The former administrator of the US Agency for International Development (USA) says that an important funding reductions from the agency could lead to more cases of diseases such as Paralytic Polio and Malaria.
In an interview that will be broadcast on CBCs on Sunday Rosemary Barton Live, Samantha Power described the consequences of the decision by the Trump administration to impair the agency’s financing.
“There are really no words,” said Macht, who was head of the agency during the Biden Administration, the chief politician correspondent Rosemary Barton.
“The estimates are now 200,000 other cases of paralytic polio,” she said of the effects of the administration’s canceled USAID contracts.
“Malaria rises, probably up to 166,000 deaths per year.”
USAID manages the financing that provided both the United States and international partners, including Canada, for development projects around the world.
According to letters to non -governmental organizations, around 10,000 contracts with USAid were terminated last week. It is part of an unprecedented reduction in the federal government by Elon Musk’s Department of Government Efficiency.
According to Power, the cuts will also affect the training of girls worldwide.
“Many millions of girls will not be at school because the USAID financing has now been terminated for these programs,” she said.
Before the United States led from 2021 to 2025, Power was the US ambassador at the United Nations from 2013 to 2017.

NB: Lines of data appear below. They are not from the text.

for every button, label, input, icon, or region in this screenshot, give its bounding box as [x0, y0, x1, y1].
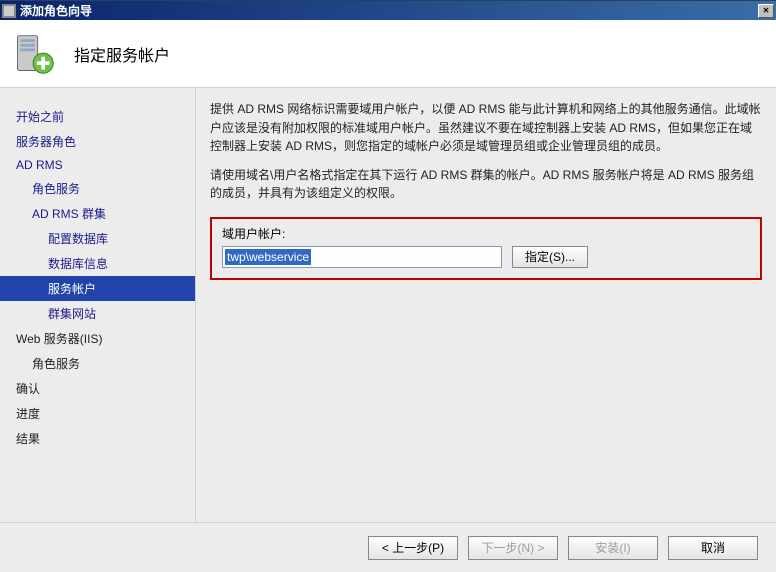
sidebar-item-web-iis[interactable]: Web 服务器(IIS)	[0, 326, 195, 351]
wizard-content: 提供 AD RMS 网络标识需要域用户帐户，以便 AD RMS 能与此计算机和网…	[196, 88, 776, 522]
wizard-header: 指定服务帐户	[0, 20, 776, 88]
sidebar-item-db-info[interactable]: 数据库信息	[0, 251, 195, 276]
sidebar-item-ad-rms[interactable]: AD RMS	[0, 154, 195, 176]
page-title: 指定服务帐户	[74, 42, 170, 66]
sidebar-item-config-db[interactable]: 配置数据库	[0, 226, 195, 251]
domain-account-label: 域用户帐户:	[222, 225, 750, 242]
server-role-icon	[12, 32, 56, 76]
specify-button[interactable]: 指定(S)...	[512, 246, 588, 268]
domain-account-row: twp\webservice 指定(S)...	[222, 246, 750, 268]
previous-button[interactable]: < 上一步(P)	[368, 536, 458, 560]
wizard-sidebar: 开始之前 服务器角色 AD RMS 角色服务 AD RMS 群集 配置数据库 数…	[0, 88, 196, 522]
wizard-body: 开始之前 服务器角色 AD RMS 角色服务 AD RMS 群集 配置数据库 数…	[0, 88, 776, 522]
next-button: 下一步(N) >	[468, 536, 558, 560]
wizard-footer: < 上一步(P) 下一步(N) > 安装(I) 取消	[0, 522, 776, 572]
sidebar-item-service-account[interactable]: 服务帐户	[0, 276, 195, 301]
close-button[interactable]: ✕	[758, 4, 774, 18]
sidebar-item-role-services[interactable]: 角色服务	[0, 176, 195, 201]
sidebar-item-before-begin[interactable]: 开始之前	[0, 104, 195, 129]
description-para2: 请使用域名\用户名格式指定在其下运行 AD RMS 群集的帐户。AD RMS 服…	[210, 166, 762, 203]
domain-account-input[interactable]: twp\webservice	[222, 246, 502, 268]
install-button: 安装(I)	[568, 536, 658, 560]
app-icon	[2, 4, 16, 18]
description-para1: 提供 AD RMS 网络标识需要域用户帐户，以便 AD RMS 能与此计算机和网…	[210, 100, 762, 156]
domain-account-value: twp\webservice	[225, 249, 311, 265]
description-block: 提供 AD RMS 网络标识需要域用户帐户，以便 AD RMS 能与此计算机和网…	[210, 100, 762, 203]
sidebar-item-server-roles[interactable]: 服务器角色	[0, 129, 195, 154]
sidebar-item-progress[interactable]: 进度	[0, 401, 195, 426]
sidebar-item-results[interactable]: 结果	[0, 426, 195, 451]
sidebar-item-confirm[interactable]: 确认	[0, 376, 195, 401]
window-title: 添加角色向导	[20, 2, 92, 19]
window-titlebar: 添加角色向导 ✕	[0, 0, 776, 20]
sidebar-item-adrms-cluster[interactable]: AD RMS 群集	[0, 201, 195, 226]
titlebar-left: 添加角色向导	[2, 2, 92, 19]
cancel-button[interactable]: 取消	[668, 536, 758, 560]
sidebar-item-cluster-site[interactable]: 群集网站	[0, 301, 195, 326]
sidebar-item-iis-role-services[interactable]: 角色服务	[0, 351, 195, 376]
domain-account-frame: 域用户帐户: twp\webservice 指定(S)...	[210, 217, 762, 280]
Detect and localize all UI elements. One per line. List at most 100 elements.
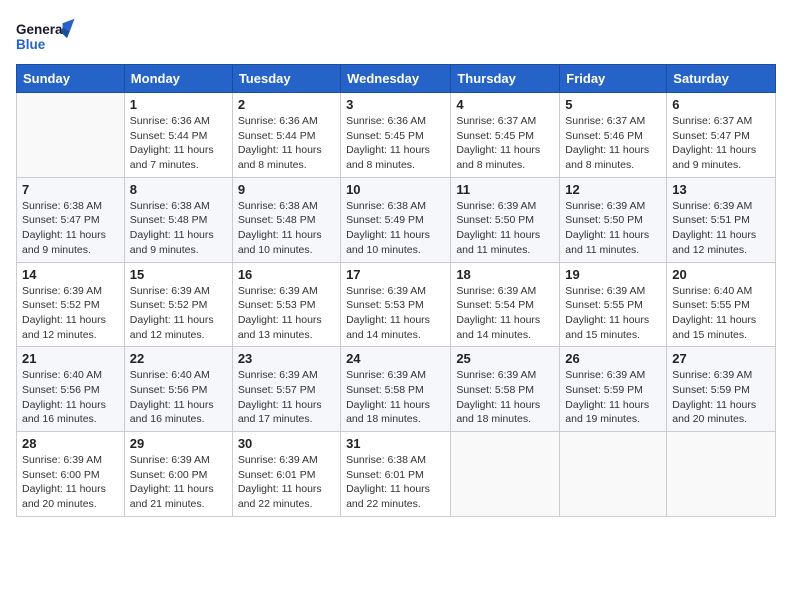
day-number: 3: [346, 97, 445, 112]
day-info: Sunrise: 6:39 AM Sunset: 5:54 PM Dayligh…: [456, 284, 554, 343]
day-number: 15: [130, 267, 227, 282]
week-row-2: 7 Sunrise: 6:38 AM Sunset: 5:47 PM Daylig…: [17, 177, 776, 262]
day-number: 1: [130, 97, 227, 112]
day-number: 11: [456, 182, 554, 197]
day-info: Sunrise: 6:39 AM Sunset: 6:01 PM Dayligh…: [238, 453, 335, 512]
day-info: Sunrise: 6:39 AM Sunset: 5:53 PM Dayligh…: [238, 284, 335, 343]
svg-text:Blue: Blue: [16, 37, 46, 52]
day-number: 18: [456, 267, 554, 282]
header-wednesday: Wednesday: [341, 65, 451, 93]
day-number: 17: [346, 267, 445, 282]
day-number: 20: [672, 267, 770, 282]
day-info: Sunrise: 6:39 AM Sunset: 5:50 PM Dayligh…: [565, 199, 661, 258]
page-header: General Blue: [16, 16, 776, 56]
week-row-3: 14 Sunrise: 6:39 AM Sunset: 5:52 PM Dayli…: [17, 262, 776, 347]
day-info: Sunrise: 6:39 AM Sunset: 5:50 PM Dayligh…: [456, 199, 554, 258]
day-number: 2: [238, 97, 335, 112]
week-row-5: 28 Sunrise: 6:39 AM Sunset: 6:00 PM Dayli…: [17, 432, 776, 517]
day-info: Sunrise: 6:39 AM Sunset: 5:52 PM Dayligh…: [130, 284, 227, 343]
day-info: Sunrise: 6:38 AM Sunset: 5:48 PM Dayligh…: [238, 199, 335, 258]
day-info: Sunrise: 6:36 AM Sunset: 5:44 PM Dayligh…: [238, 114, 335, 173]
day-number: 28: [22, 436, 119, 451]
logo: General Blue: [16, 16, 76, 56]
day-number: 8: [130, 182, 227, 197]
day-info: Sunrise: 6:39 AM Sunset: 5:51 PM Dayligh…: [672, 199, 770, 258]
day-info: Sunrise: 6:37 AM Sunset: 5:45 PM Dayligh…: [456, 114, 554, 173]
day-number: 30: [238, 436, 335, 451]
day-info: Sunrise: 6:40 AM Sunset: 5:56 PM Dayligh…: [22, 368, 119, 427]
calendar-cell: [560, 432, 667, 517]
day-number: 13: [672, 182, 770, 197]
calendar-cell: 20 Sunrise: 6:40 AM Sunset: 5:55 PM Dayli…: [667, 262, 776, 347]
header-tuesday: Tuesday: [232, 65, 340, 93]
day-number: 24: [346, 351, 445, 366]
day-info: Sunrise: 6:39 AM Sunset: 5:59 PM Dayligh…: [672, 368, 770, 427]
header-saturday: Saturday: [667, 65, 776, 93]
day-info: Sunrise: 6:37 AM Sunset: 5:46 PM Dayligh…: [565, 114, 661, 173]
day-info: Sunrise: 6:39 AM Sunset: 5:53 PM Dayligh…: [346, 284, 445, 343]
day-info: Sunrise: 6:38 AM Sunset: 5:49 PM Dayligh…: [346, 199, 445, 258]
week-row-1: 1 Sunrise: 6:36 AM Sunset: 5:44 PM Daylig…: [17, 93, 776, 178]
day-info: Sunrise: 6:39 AM Sunset: 5:55 PM Dayligh…: [565, 284, 661, 343]
day-number: 19: [565, 267, 661, 282]
day-number: 21: [22, 351, 119, 366]
day-info: Sunrise: 6:39 AM Sunset: 6:00 PM Dayligh…: [22, 453, 119, 512]
day-info: Sunrise: 6:39 AM Sunset: 6:00 PM Dayligh…: [130, 453, 227, 512]
day-number: 10: [346, 182, 445, 197]
calendar-table: SundayMondayTuesdayWednesdayThursdayFrid…: [16, 64, 776, 517]
calendar-cell: 24Sunrise: 6:39 AM Sunset: 5:58 PM Dayli…: [341, 347, 451, 432]
day-info: Sunrise: 6:40 AM Sunset: 5:56 PM Dayligh…: [130, 368, 227, 427]
calendar-cell: 25 Sunrise: 6:39 AM Sunset: 5:58 PM Dayli…: [451, 347, 560, 432]
calendar-cell: 23 Sunrise: 6:39 AM Sunset: 5:57 PM Dayli…: [232, 347, 340, 432]
header-thursday: Thursday: [451, 65, 560, 93]
day-number: 6: [672, 97, 770, 112]
calendar-cell: 27 Sunrise: 6:39 AM Sunset: 5:59 PM Dayli…: [667, 347, 776, 432]
day-info: Sunrise: 6:38 AM Sunset: 5:48 PM Dayligh…: [130, 199, 227, 258]
day-number: 25: [456, 351, 554, 366]
calendar-cell: 30 Sunrise: 6:39 AM Sunset: 6:01 PM Dayli…: [232, 432, 340, 517]
calendar-cell: 8 Sunrise: 6:38 AM Sunset: 5:48 PM Daylig…: [124, 177, 232, 262]
calendar-cell: 3 Sunrise: 6:36 AM Sunset: 5:45 PM Daylig…: [341, 93, 451, 178]
day-info: Sunrise: 6:39 AM Sunset: 5:57 PM Dayligh…: [238, 368, 335, 427]
calendar-cell: 15 Sunrise: 6:39 AM Sunset: 5:52 PM Dayli…: [124, 262, 232, 347]
header-friday: Friday: [560, 65, 667, 93]
week-row-4: 21 Sunrise: 6:40 AM Sunset: 5:56 PM Dayli…: [17, 347, 776, 432]
header-sunday: Sunday: [17, 65, 125, 93]
calendar-cell: 2 Sunrise: 6:36 AM Sunset: 5:44 PM Daylig…: [232, 93, 340, 178]
calendar-cell: 22Sunrise: 6:40 AM Sunset: 5:56 PM Dayli…: [124, 347, 232, 432]
day-number: 27: [672, 351, 770, 366]
day-number: 4: [456, 97, 554, 112]
day-info: Sunrise: 6:37 AM Sunset: 5:47 PM Dayligh…: [672, 114, 770, 173]
calendar-cell: [17, 93, 125, 178]
day-number: 23: [238, 351, 335, 366]
calendar-cell: 4 Sunrise: 6:37 AM Sunset: 5:45 PM Daylig…: [451, 93, 560, 178]
day-info: Sunrise: 6:39 AM Sunset: 5:52 PM Dayligh…: [22, 284, 119, 343]
day-number: 12: [565, 182, 661, 197]
calendar-cell: 5Sunrise: 6:37 AM Sunset: 5:46 PM Daylig…: [560, 93, 667, 178]
day-number: 9: [238, 182, 335, 197]
day-info: Sunrise: 6:40 AM Sunset: 5:55 PM Dayligh…: [672, 284, 770, 343]
calendar-cell: 11 Sunrise: 6:39 AM Sunset: 5:50 PM Dayli…: [451, 177, 560, 262]
calendar-cell: 19 Sunrise: 6:39 AM Sunset: 5:55 PM Dayli…: [560, 262, 667, 347]
day-info: Sunrise: 6:38 AM Sunset: 6:01 PM Dayligh…: [346, 453, 445, 512]
calendar-cell: 16Sunrise: 6:39 AM Sunset: 5:53 PM Dayli…: [232, 262, 340, 347]
calendar-cell: 28 Sunrise: 6:39 AM Sunset: 6:00 PM Dayli…: [17, 432, 125, 517]
svg-text:General: General: [16, 22, 66, 37]
day-info: Sunrise: 6:39 AM Sunset: 5:58 PM Dayligh…: [456, 368, 554, 427]
calendar-cell: 9 Sunrise: 6:38 AM Sunset: 5:48 PM Daylig…: [232, 177, 340, 262]
day-number: 31: [346, 436, 445, 451]
calendar-cell: 13 Sunrise: 6:39 AM Sunset: 5:51 PM Dayli…: [667, 177, 776, 262]
day-info: Sunrise: 6:38 AM Sunset: 5:47 PM Dayligh…: [22, 199, 119, 258]
calendar-cell: 1 Sunrise: 6:36 AM Sunset: 5:44 PM Daylig…: [124, 93, 232, 178]
day-number: 7: [22, 182, 119, 197]
calendar-cell: 18 Sunrise: 6:39 AM Sunset: 5:54 PM Dayli…: [451, 262, 560, 347]
day-number: 14: [22, 267, 119, 282]
day-info: Sunrise: 6:36 AM Sunset: 5:44 PM Dayligh…: [130, 114, 227, 173]
logo-icon: General Blue: [16, 16, 76, 56]
calendar-cell: 12 Sunrise: 6:39 AM Sunset: 5:50 PM Dayli…: [560, 177, 667, 262]
calendar-cell: [451, 432, 560, 517]
day-number: 29: [130, 436, 227, 451]
calendar-cell: 7 Sunrise: 6:38 AM Sunset: 5:47 PM Daylig…: [17, 177, 125, 262]
day-info: Sunrise: 6:36 AM Sunset: 5:45 PM Dayligh…: [346, 114, 445, 173]
calendar-cell: 10 Sunrise: 6:38 AM Sunset: 5:49 PM Dayli…: [341, 177, 451, 262]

“The government of the United States is currently acting as if we live in a so -called great isolation as if we were cut off from the rest of the world, as if there was no flight where a virus can spread in the USA,” said Power.
“(The administration is as if we manufacture all of our manufactured products here, all parts come from here … as if the United States in which we need friends will never happen anything bad.”

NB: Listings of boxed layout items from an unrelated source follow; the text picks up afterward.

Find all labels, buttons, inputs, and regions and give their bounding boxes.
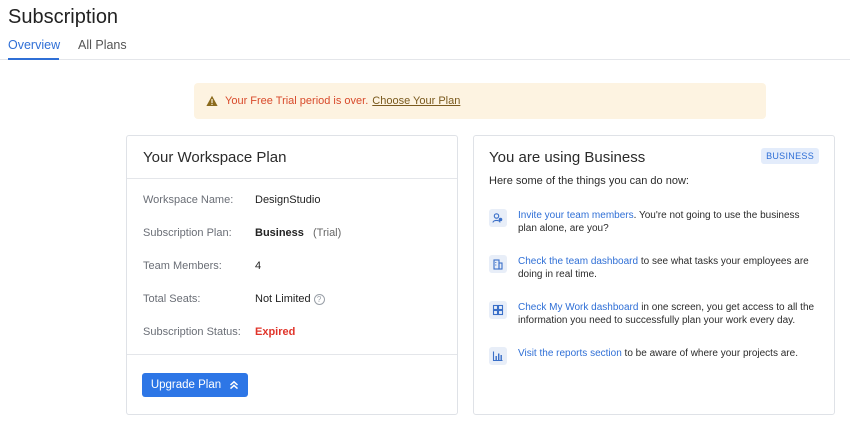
action-team-dashboard-text: Check the team dashboard to see what tas… <box>518 255 819 281</box>
business-intro: Here some of the things you can do now: <box>489 175 689 187</box>
dashboard-building-icon <box>489 255 507 273</box>
reports-section-link[interactable]: Visit the reports section <box>518 348 622 359</box>
total-seats-row: Total Seats: Not Limited? <box>143 293 457 326</box>
business-plan-card: You are using Business BUSINESS Here som… <box>473 135 835 415</box>
team-members-label: Team Members: <box>143 260 222 272</box>
team-members-icon <box>489 209 507 227</box>
total-seats-value-wrap: Not Limited? <box>255 293 325 326</box>
total-seats-value: Not Limited <box>255 293 311 305</box>
team-members-value: 4 <box>255 260 262 272</box>
my-work-dashboard-link[interactable]: Check My Work dashboard <box>518 302 638 313</box>
action-my-work-dashboard: Check My Work dashboard in one screen, y… <box>489 301 819 327</box>
subscription-status-label: Subscription Status: <box>143 326 241 338</box>
action-reports-desc: to be aware of where your projects are. <box>621 348 798 359</box>
tab-all-plans[interactable]: All Plans <box>78 38 127 60</box>
workspace-name-value: DesignStudio <box>255 194 321 206</box>
subscription-plan-label: Subscription Plan: <box>143 227 232 239</box>
subscription-status-row: Subscription Status: Expired <box>143 326 457 359</box>
workspace-plan-title: Your Workspace Plan <box>127 136 457 179</box>
business-title: You are using Business <box>489 149 646 166</box>
action-my-work-text: Check My Work dashboard in one screen, y… <box>518 301 819 327</box>
action-reports: Visit the reports section to be aware of… <box>489 347 819 365</box>
workspace-plan-card: Your Workspace Plan Workspace Name: Desi… <box>126 135 458 415</box>
workspace-info: Workspace Name: DesignStudio Subscriptio… <box>127 179 457 355</box>
upgrade-plan-button[interactable]: Upgrade Plan <box>142 373 248 397</box>
subscription-plan-note: (Trial) <box>312 227 342 239</box>
action-invite-members: Invite your team members. You're not goi… <box>489 209 819 235</box>
invite-members-link[interactable]: Invite your team members <box>518 210 634 221</box>
tab-overview[interactable]: Overview <box>8 38 60 60</box>
action-invite-text: Invite your team members. You're not goi… <box>518 209 819 235</box>
trial-expired-alert: Your Free Trial period is over. Choose Y… <box>194 83 766 119</box>
grid-dashboard-icon <box>489 301 507 319</box>
double-chevron-up-icon <box>230 380 239 390</box>
tab-bar: Overview All Plans <box>0 38 850 60</box>
warning-triangle-icon <box>206 95 218 106</box>
choose-plan-link[interactable]: Choose Your Plan <box>372 95 460 107</box>
plan-badge: BUSINESS <box>761 148 819 164</box>
page-title: Subscription <box>8 6 119 28</box>
subscription-plan-value: Business <box>255 227 304 239</box>
workspace-name-row: Workspace Name: DesignStudio <box>143 194 457 227</box>
subscription-plan-value-wrap: Business (Trial) <box>255 227 341 260</box>
action-reports-text: Visit the reports section to be aware of… <box>518 347 798 365</box>
help-icon[interactable]: ? <box>313 294 325 305</box>
team-members-row: Team Members: 4 <box>143 260 457 293</box>
total-seats-label: Total Seats: <box>143 293 201 305</box>
action-team-dashboard: Check the team dashboard to see what tas… <box>489 255 819 281</box>
upgrade-plan-label: Upgrade Plan <box>150 379 222 391</box>
subscription-status-value: Expired <box>255 326 296 338</box>
bar-chart-icon <box>489 347 507 365</box>
subscription-plan-row: Subscription Plan: Business (Trial) <box>143 227 457 260</box>
team-dashboard-link[interactable]: Check the team dashboard <box>518 256 638 267</box>
workspace-name-label: Workspace Name: <box>143 194 234 206</box>
alert-message: Your Free Trial period is over. <box>225 95 369 107</box>
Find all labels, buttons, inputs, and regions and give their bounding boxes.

She said she fears that the long -held alliances of the Americans are now “marginally”.
U.S.ID workers who have lost their work received 15-minute intervals to clear out their desks on Thursday in the middle of a massive section of the widespread program. The workers were welcomed by supporters when they left the building for the last time.
USAID was founded in 1961 by former President John F. Kennedy and had long had non -partisan support.

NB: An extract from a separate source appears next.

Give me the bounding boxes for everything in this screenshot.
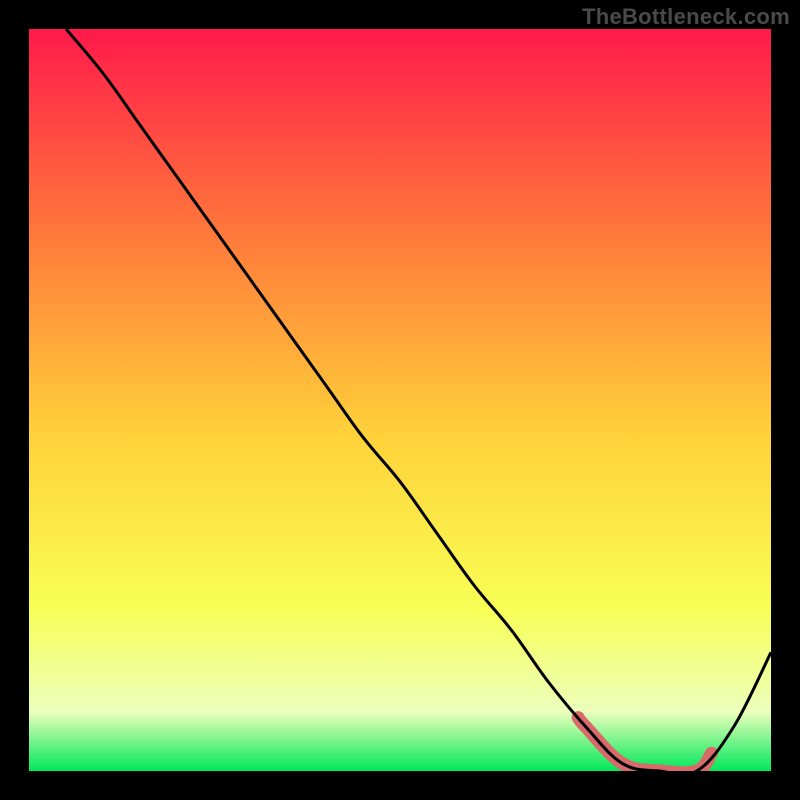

According to the congress research service, the agency employed around 10,000 employees with about two thirds in overseas before the cuts. In 2023, the last year, for which data are available, USAID conducted more than 40 billion US dollars and did around 130 countries.
The UN spokesman Stéphane Dujarric said that many of the affected programs are in fragile countries that are highly dependent on US help to support health systems and nutritional programs. Dujarric said that other topics, such as fighting terrorism, human and drug trade and the help of migrants, will also suffer from the cuts.
Power said it was unclear whether there is light at the end of the tunnel.
“There seems to be no feeling of remorse, some feeling of concern about the human consequences of these actions,” she said.